The Surprising Benefits of Eating Spicy Food

Capsaicin is the molecule that gives chilli peppers their distinctive, spicy kick; a potent irritant found in the fleshy, seed-holding parts of peppers and any dish that has you reaching for the milk after a few bites. But growing evidence links it to reduced all-cause mortality and protection from many specific vascular conditions.

The 2025 Chinese Cohort Study

One study in particular is making the rounds on Reddit and some news outlets: a huge cohort study following 500k adults living in China.

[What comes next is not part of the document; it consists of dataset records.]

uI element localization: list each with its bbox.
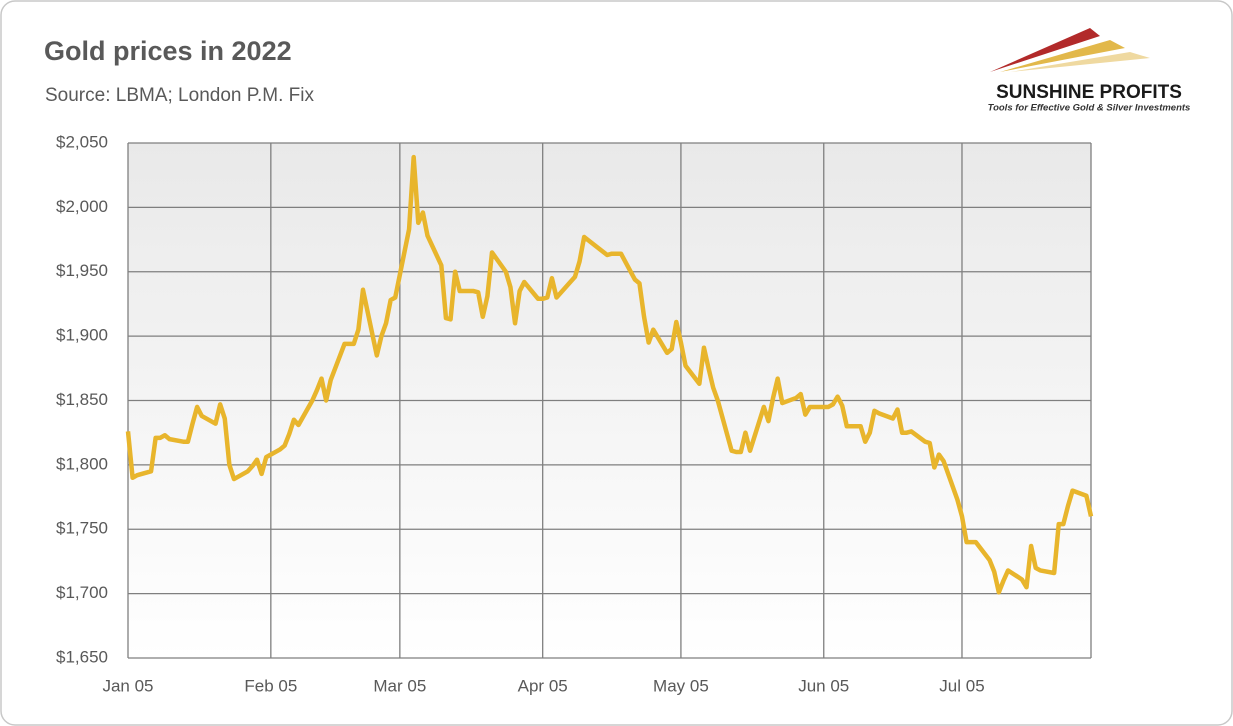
chart-subtitle: Source: LBMA; London P.M. Fix	[45, 85, 314, 106]
price-line	[125, 154, 1094, 595]
y-tick-label: $1,700	[56, 583, 108, 602]
x-tick-label: Apr 05	[518, 676, 568, 695]
y-tick-label: $1,850	[56, 390, 108, 409]
y-tick-label: $1,800	[56, 454, 108, 473]
x-tick-label: Feb 05	[244, 676, 297, 695]
logo-swoosh	[990, 28, 1100, 72]
x-tick-label: Jul 05	[939, 676, 984, 695]
logo: SUNSHINE PROFITS Tools for Effective Gol…	[988, 28, 1191, 114]
chart-title: Gold prices in 2022	[44, 36, 292, 66]
y-tick-label: $2,000	[56, 197, 108, 216]
x-tick-label: Jan 05	[102, 676, 153, 695]
logo-swoosh	[1000, 40, 1125, 72]
y-tick-label: $1,650	[56, 647, 108, 666]
logo-name: SUNSHINE PROFITS	[996, 82, 1182, 103]
x-tick-label: May 05	[653, 676, 709, 695]
x-tick-label: Mar 05	[373, 676, 426, 695]
y-tick-label: $1,900	[56, 326, 108, 345]
logo-swoosh	[1010, 52, 1150, 72]
logo-tagline: Tools for Effective Gold & Silver Invest…	[988, 103, 1191, 114]
y-tick-label: $2,050	[56, 132, 108, 151]
y-tick-label: $1,950	[56, 261, 108, 280]
x-tick-label: Jun 05	[798, 676, 849, 695]
y-tick-label: $1,750	[56, 519, 108, 538]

The researchers compared people who eat spicy food less than once a week with people who eat it more often, following up with them for an average of 12 years. They looked for differences in rates of vascular disease, major coronary events, ischemic heart disease, cerebrovascular disease, stroke, and non-stroke cerebrovascular disease.

They rated them on how healthy their lifestyles are, and adjusted some models for relevant factors like BMI, drinking and smoking status.

They found some statistically significant benefits to eating more spicy foods:

  • Reduced rates of vascular disease (3 to 5% risk reduction)

  • Lower risk of ischemic heart disease (2 to 5% risk reduction)

  • Lower risk of major coronary events (4 to 13% risk reduction)

  • No significant differences for other conditions

Benefits were more pronounced in people with better lifestyle scores (from better diets, less smoking, less drinking and more exercise), and were confined to people who ate mildly spicy or moderately spicy food (rather than very spicy).

Other Studies with Similar Results

This wasn’t the first study on the topic, either. Other research on 16k American adults found a 13% reduction in all-cause mortality, and a meta-analysis covering studies from four different countries broadly agreed, finding a 12% risk reduction.

Why Capsaicin Might Be Helpful

The research from the Chinese study proposed three possible mechanisms for this benefit:

  1. Capsaicin’s effect on messenger RNA and some specific cytochrome P450 enzymes (CYP7A1) results in lower cholesterol.

  2. Its effect on TRPV1 receptors (known as vanniloid or capsaicin receptors) helps regulate vascular tone.

  3. It reduces the level of an oxidative stress marker (MDA) and boosts superoxide dismutase, increasing the antioxidant capacity of blood vessels.